Среди всех этих петербургских празднеств я не могу забыть о путешествии императрицы Екатерины в Крым и о бутафорских фасадах деревенских изб, устроенных на известном расстоянии друг от друга из раскрашенных досок и полотна, чтобы показать торжествующей монархине, как под ее эгидой пустыни заселились народом (Когда осенью 1784 г. Екатерина задумала путешествие в Крым, Потемкин срочными приказами спешил инструктировать местных губернаторов о том, как обмануть императрицу и создать у нее выгоднейшее впечатление о состоянии завоеванного края. Выехала Екатерина лишь через три года, так что у администрации оказалось много времени для подготовки. Успех был полный. По возвращении Екатерина писала Потемкину, что не перестает говорить «о прелестном положении мест вам вверенных губерний и областей, о трудах, успехах, радении, усердии, попечении и порядке, вами устроенном повсюду». А французский путешественник, маркиз де-Линь, ехавший по следам Екатерины, тогда же писал: «Теперь я узнал, что значат искусные обманы: императрица, не будучи в состоянии выходить из кареты, должна верить, что некоторые города, коим она давала знатные суммы на построение, уже совсем кончены: между тем как мы часто находили сии же города без улиц, улицы псч домов, дома без кровлей, окон и дверей. Императрице показывали одни каменные ряды, красиво выстроенные, одни колоннады губернаторских палат... В тех местах, по которым проезжала императрица, богатые декорации, нарочно для нее выстроенные, валились тотчас после ее проезда». )Такие же помыслы владеют умами русских и по сие время. Каждый старается замаскировать пред глазами властелина плохое и выставить напоказ хорошее.
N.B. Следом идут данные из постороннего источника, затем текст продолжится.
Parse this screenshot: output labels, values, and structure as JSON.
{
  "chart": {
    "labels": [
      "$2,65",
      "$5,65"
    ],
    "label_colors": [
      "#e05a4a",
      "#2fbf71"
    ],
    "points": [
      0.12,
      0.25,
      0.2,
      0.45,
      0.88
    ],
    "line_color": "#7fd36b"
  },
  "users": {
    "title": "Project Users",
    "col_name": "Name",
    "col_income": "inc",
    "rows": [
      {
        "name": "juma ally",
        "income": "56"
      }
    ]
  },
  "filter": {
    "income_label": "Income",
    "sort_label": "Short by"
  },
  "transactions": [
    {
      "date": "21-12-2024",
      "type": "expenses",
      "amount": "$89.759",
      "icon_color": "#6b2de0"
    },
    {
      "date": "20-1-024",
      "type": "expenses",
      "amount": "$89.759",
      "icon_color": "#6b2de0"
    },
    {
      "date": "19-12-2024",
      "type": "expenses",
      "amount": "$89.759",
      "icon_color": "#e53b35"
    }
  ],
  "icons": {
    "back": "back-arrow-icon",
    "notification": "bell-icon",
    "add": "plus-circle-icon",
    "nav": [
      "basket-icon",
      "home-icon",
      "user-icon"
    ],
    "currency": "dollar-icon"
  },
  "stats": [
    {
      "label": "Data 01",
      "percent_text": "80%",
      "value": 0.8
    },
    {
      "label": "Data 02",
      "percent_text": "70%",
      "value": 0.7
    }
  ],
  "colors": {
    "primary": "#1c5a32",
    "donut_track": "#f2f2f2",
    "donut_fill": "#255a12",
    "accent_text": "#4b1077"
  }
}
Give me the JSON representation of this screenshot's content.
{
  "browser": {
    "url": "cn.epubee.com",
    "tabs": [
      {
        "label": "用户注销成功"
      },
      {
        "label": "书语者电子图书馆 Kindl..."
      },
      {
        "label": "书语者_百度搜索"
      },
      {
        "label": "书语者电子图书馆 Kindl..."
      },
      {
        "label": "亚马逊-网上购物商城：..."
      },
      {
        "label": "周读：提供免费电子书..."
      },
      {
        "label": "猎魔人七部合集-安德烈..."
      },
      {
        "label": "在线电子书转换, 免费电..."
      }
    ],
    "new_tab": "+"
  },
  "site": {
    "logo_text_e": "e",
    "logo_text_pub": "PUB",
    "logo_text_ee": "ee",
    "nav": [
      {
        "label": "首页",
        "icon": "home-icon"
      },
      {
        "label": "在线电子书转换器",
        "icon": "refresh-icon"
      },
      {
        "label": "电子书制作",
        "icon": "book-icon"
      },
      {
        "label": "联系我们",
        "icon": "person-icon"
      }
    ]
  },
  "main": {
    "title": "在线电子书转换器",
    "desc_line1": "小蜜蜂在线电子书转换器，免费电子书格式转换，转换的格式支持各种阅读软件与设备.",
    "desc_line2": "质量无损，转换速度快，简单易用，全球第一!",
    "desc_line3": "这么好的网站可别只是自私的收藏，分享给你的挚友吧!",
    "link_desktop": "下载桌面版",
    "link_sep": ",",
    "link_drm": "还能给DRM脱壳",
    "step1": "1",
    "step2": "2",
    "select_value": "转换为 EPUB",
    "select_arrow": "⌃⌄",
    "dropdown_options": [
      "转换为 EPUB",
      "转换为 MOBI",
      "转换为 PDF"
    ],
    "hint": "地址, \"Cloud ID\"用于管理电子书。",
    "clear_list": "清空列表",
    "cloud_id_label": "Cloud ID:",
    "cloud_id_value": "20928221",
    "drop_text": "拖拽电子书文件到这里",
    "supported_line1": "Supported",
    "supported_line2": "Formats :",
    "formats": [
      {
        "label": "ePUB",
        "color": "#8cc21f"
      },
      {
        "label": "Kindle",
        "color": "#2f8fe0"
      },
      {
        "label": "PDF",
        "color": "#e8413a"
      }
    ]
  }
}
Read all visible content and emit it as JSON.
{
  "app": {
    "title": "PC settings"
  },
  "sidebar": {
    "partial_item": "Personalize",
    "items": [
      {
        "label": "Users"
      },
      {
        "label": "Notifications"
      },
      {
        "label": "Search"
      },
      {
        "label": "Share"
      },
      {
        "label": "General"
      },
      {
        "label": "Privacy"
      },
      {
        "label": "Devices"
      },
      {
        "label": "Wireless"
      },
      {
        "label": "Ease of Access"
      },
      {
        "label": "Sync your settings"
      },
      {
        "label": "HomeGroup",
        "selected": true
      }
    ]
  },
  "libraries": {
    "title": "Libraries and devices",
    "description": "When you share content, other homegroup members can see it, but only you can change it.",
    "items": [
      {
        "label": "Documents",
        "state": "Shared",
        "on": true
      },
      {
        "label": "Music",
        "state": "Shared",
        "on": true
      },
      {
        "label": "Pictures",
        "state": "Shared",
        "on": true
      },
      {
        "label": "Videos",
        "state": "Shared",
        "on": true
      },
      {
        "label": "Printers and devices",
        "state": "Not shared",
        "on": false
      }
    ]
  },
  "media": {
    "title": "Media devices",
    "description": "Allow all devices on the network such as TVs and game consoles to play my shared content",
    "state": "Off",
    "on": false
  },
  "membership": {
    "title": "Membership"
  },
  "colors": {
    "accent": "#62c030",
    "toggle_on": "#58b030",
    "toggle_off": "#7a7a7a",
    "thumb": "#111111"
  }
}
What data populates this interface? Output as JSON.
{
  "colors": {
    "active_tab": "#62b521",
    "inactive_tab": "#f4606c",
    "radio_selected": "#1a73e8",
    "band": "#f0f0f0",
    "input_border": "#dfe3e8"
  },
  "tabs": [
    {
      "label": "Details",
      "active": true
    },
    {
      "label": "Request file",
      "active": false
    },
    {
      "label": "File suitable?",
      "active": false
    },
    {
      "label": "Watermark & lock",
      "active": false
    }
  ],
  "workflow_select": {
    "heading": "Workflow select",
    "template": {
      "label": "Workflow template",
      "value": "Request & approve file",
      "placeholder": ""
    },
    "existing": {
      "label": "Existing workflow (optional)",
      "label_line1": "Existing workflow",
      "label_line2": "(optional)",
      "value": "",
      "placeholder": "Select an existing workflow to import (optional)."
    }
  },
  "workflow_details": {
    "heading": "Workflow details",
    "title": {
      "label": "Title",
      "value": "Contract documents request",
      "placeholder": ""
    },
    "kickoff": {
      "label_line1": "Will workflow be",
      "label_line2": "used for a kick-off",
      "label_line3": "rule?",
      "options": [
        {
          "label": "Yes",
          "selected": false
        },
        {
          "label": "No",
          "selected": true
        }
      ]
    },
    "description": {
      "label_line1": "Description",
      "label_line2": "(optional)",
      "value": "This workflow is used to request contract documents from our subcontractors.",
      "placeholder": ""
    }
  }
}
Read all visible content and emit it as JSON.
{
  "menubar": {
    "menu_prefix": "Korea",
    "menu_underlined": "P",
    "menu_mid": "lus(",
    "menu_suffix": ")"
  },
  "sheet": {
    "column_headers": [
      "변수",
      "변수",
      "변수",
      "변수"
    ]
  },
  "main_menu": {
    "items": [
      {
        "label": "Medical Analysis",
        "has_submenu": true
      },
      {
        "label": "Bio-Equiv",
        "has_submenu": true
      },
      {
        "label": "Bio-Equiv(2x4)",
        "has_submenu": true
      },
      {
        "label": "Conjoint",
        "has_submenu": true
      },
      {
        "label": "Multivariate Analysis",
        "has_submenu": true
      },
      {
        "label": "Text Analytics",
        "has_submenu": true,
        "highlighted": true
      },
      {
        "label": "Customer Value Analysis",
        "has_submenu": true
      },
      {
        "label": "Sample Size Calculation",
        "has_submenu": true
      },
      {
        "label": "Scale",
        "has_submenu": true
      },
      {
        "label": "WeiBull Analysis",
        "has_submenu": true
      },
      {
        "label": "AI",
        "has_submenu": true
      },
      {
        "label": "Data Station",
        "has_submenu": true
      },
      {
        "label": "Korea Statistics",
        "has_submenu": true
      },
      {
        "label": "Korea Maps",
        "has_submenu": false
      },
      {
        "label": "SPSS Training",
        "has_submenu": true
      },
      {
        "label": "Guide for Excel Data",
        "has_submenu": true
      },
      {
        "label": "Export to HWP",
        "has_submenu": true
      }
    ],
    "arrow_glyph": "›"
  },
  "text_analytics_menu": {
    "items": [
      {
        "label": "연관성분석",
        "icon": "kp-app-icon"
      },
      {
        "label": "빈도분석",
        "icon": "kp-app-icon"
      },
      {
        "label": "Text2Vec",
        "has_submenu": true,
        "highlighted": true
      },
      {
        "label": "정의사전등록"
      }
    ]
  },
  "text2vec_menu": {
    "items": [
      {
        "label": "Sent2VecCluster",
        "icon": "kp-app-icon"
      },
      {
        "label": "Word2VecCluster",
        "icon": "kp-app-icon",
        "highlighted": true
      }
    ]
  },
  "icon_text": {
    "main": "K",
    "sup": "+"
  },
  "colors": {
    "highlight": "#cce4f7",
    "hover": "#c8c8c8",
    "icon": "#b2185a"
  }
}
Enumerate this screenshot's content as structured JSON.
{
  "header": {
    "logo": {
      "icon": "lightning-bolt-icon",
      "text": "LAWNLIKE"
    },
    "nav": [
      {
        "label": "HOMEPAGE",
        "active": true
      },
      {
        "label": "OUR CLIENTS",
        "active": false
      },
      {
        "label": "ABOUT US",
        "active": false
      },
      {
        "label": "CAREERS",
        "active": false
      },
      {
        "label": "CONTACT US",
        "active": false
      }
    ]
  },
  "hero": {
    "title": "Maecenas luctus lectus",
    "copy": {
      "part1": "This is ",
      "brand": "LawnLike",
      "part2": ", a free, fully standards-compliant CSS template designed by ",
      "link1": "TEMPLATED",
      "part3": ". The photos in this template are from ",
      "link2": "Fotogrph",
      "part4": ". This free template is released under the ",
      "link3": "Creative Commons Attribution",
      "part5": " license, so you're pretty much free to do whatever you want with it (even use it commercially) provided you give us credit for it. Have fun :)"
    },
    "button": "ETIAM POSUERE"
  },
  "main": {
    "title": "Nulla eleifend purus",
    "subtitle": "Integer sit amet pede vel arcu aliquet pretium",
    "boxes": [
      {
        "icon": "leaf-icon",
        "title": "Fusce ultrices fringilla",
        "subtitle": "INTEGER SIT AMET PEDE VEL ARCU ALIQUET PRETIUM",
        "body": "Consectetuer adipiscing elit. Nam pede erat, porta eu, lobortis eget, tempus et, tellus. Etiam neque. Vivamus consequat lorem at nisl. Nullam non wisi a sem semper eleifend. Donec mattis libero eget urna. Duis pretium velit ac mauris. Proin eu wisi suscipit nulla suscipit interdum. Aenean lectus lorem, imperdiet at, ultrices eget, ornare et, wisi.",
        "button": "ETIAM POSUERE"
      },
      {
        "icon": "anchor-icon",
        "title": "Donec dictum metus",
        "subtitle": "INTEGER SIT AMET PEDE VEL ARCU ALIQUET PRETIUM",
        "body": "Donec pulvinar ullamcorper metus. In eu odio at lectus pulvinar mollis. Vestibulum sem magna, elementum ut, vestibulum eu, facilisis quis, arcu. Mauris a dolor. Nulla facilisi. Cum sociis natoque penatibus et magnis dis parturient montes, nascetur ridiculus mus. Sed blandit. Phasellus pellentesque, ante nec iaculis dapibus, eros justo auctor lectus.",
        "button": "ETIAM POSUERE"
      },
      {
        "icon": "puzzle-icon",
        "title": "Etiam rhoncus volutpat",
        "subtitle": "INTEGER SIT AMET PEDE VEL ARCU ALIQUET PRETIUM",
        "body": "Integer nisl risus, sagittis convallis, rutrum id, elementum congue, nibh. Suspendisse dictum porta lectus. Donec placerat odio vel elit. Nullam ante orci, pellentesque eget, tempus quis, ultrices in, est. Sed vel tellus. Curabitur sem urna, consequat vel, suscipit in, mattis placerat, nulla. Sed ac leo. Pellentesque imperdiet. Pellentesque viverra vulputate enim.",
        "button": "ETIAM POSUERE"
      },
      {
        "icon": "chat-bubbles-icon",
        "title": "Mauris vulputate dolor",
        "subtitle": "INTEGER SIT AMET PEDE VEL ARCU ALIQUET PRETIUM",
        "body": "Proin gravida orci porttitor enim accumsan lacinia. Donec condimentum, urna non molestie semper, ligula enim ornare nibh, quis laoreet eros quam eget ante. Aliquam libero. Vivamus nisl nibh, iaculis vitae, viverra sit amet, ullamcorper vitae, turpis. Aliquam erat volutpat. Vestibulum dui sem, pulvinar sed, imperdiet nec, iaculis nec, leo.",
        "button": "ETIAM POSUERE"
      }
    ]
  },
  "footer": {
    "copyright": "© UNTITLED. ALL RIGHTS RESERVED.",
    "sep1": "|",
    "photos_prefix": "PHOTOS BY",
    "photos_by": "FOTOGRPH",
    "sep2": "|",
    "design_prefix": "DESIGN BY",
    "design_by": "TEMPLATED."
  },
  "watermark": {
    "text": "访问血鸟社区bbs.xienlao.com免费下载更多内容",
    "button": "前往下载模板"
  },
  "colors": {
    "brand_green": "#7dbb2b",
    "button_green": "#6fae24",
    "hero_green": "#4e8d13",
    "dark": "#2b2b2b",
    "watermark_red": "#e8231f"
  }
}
Это какой-то перманентный заговор беззастенчивой лести, заговор против истины с единственной целью доставить удовлетворение тому, кто, по их мнению, желает блага для всех и это благо творит.

Я замечаю, что начинаю говорить языком парижских радикалов. Но хотя я в России демократ, я тем не менее во Франции остаюсь подлинным аристократом. Разве крестьянин из окрестностей Парижа, разве самый мелкий горожанин во Франции не во много раз свободнее, чем самый знатный вельможа в России? Нужно много путешествовать, для того чтобы постигнуть, в какой мере человеческое сердце подвержено оптическим обманам.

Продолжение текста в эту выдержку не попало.